“Because you already took enough from her.”
Linda actually laughed when I said it. Short, sharp, like I’d embarrassed myself. “Excuse me?”
“You heard me.” I looked at the rest of the table instead of her. “Mom stopped answering my calls because you were screening them. Half the time she sounded drugged. And every time I asked why her bank account kept dropping, there was another excuse.”
Her husband muttered, “Jesus Christ,” under his breath.
Linda sat up straighter. “I was caring for a stroke patient by myself while you lived two states away.”
“No,” I said. “You were paying yourself.”
That finally killed the room.
My cousin Rachel slowly lowered her glass. My uncle stopped chewing. Even the waitress froze beside the dessert tray for a second before backing away again.
Linda started talking fast then. Too fast. About gas money. Missed work. Sacrifices. How nobody helped her. But she kept avoiding one thing.
Mom had changed her will six months before she died.
Not to cut everyone off. Just Linda.
I’d found out because Mom called me crying after one of Linda’s “doctor appointment” days. She thought the medication was making her confused because Linda kept putting papers in front of her to sign.
“She thinks I don’t notice things anymore,” Mom whispered to me.
Linda’s face went gray when my uncle asked, very quietly, “Is that true?”

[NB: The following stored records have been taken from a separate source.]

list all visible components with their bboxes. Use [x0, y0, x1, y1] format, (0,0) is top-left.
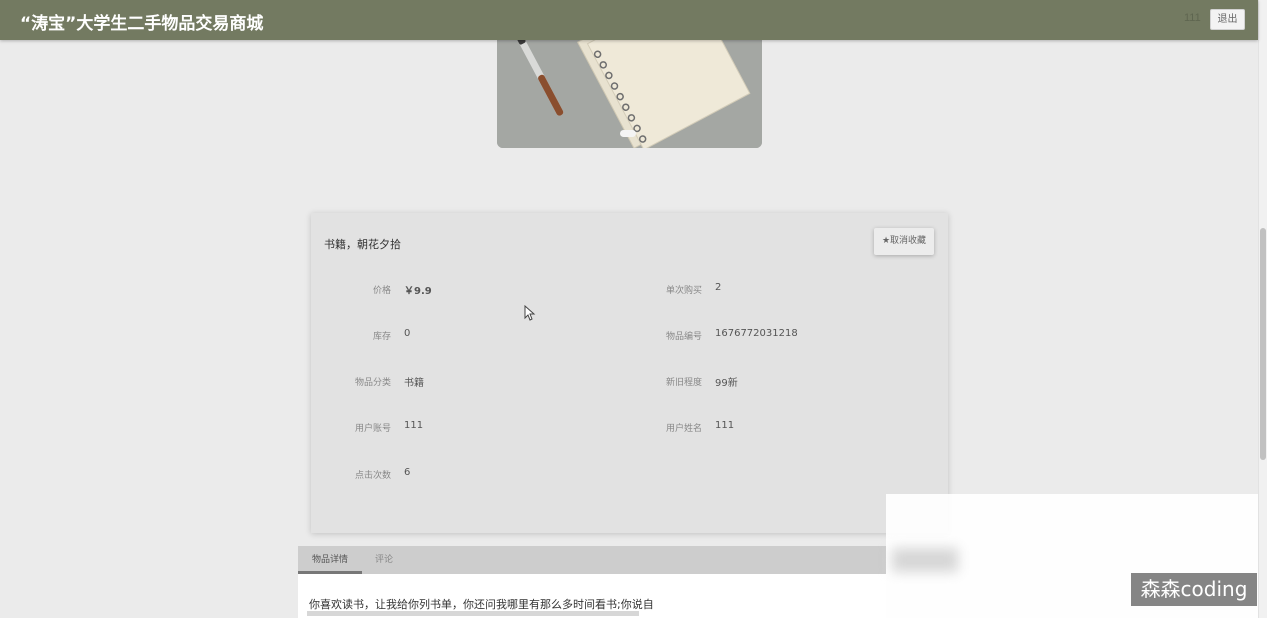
mouse-cursor-icon [524, 305, 536, 321]
username-link[interactable]: 111 [1184, 12, 1201, 24]
click-count-value: 6 [404, 467, 411, 478]
logout-button[interactable]: 退出 [1210, 9, 1245, 30]
scrollbar-thumb[interactable] [1260, 228, 1266, 460]
description-divider [307, 611, 639, 616]
site-title[interactable]: “涛宝”大学生二手物品交易商城 [20, 9, 263, 34]
item-detail-card: 书籍，朝花夕拾 ★取消收藏 价格 ￥9.9 单次购买 2 库存 0 物品编号 1… [311, 213, 948, 533]
item-description: 你喜欢读书，让我给你列书单，你还问我哪里有那么多时间看书;你说自 [309, 598, 654, 611]
blurred-shadow [892, 548, 958, 572]
purchase-limit-value: 2 [715, 282, 722, 293]
stock-label: 库存 [372, 332, 391, 342]
condition-value: 99新 [715, 378, 738, 389]
price-value: ￥9.9 [404, 286, 432, 297]
user-name-label: 用户姓名 [665, 424, 702, 434]
item-tabs-panel: 物品详情 评论 你喜欢读书，让我给你列书单，你还问我哪里有那么多时间看书;你说自 [298, 546, 886, 618]
item-title: 书籍，朝花夕拾 [324, 238, 401, 251]
item-image-carousel[interactable] [497, 40, 762, 148]
item-number-value: 1676772031218 [715, 328, 798, 339]
top-navbar: “涛宝”大学生二手物品交易商城 111 退出 [0, 0, 1258, 40]
click-count-label: 点击次数 [354, 471, 391, 481]
category-label: 物品分类 [354, 378, 391, 388]
tabs-bar: 物品详情 评论 [298, 546, 886, 574]
tab-item-details[interactable]: 物品详情 [298, 546, 362, 574]
watermark-label: 森森coding [1131, 573, 1257, 606]
user-account-label: 用户账号 [354, 424, 391, 434]
category-value: 书籍 [404, 378, 424, 389]
price-label: 价格 [372, 286, 391, 296]
stock-value: 0 [404, 328, 411, 339]
unfavorite-button[interactable]: ★取消收藏 [874, 228, 934, 255]
purchase-limit-label: 单次购买 [665, 286, 702, 296]
carousel-dot-indicator[interactable] [620, 130, 636, 137]
item-number-label: 物品编号 [665, 332, 702, 342]
user-name-value: 111 [715, 420, 735, 431]
tab-comments[interactable]: 评论 [362, 546, 406, 574]
user-account-value: 111 [404, 420, 424, 431]
condition-label: 新旧程度 [665, 378, 702, 388]
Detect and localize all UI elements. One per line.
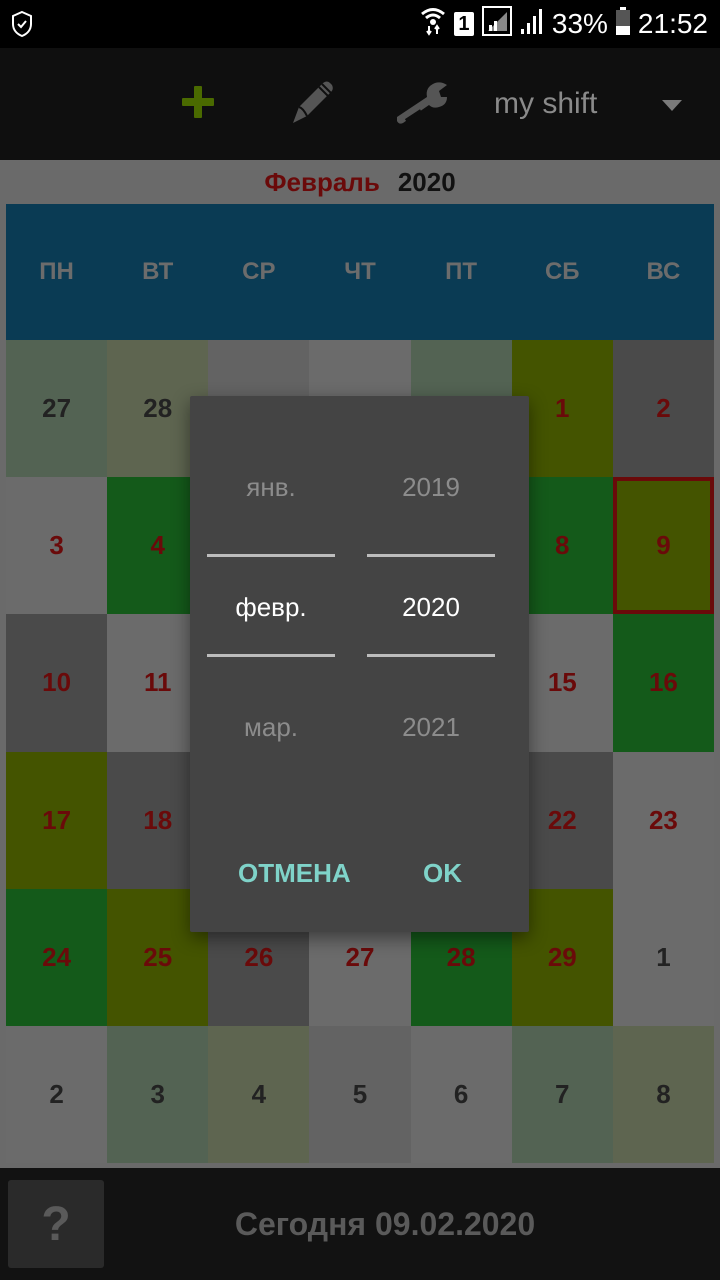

“She was manipulated,” Linda snapped.
“No,” I said. “She was scared of you.”
Linda shoved her chair back so hard it scraped the floor. “You know what? Fine. You all take care of each other next time.”
Nobody stopped her when she grabbed her purse.
The only sound after the front door slammed was my aunt folding Mom’s funeral program in half and setting it beside Linda’s untouched plate.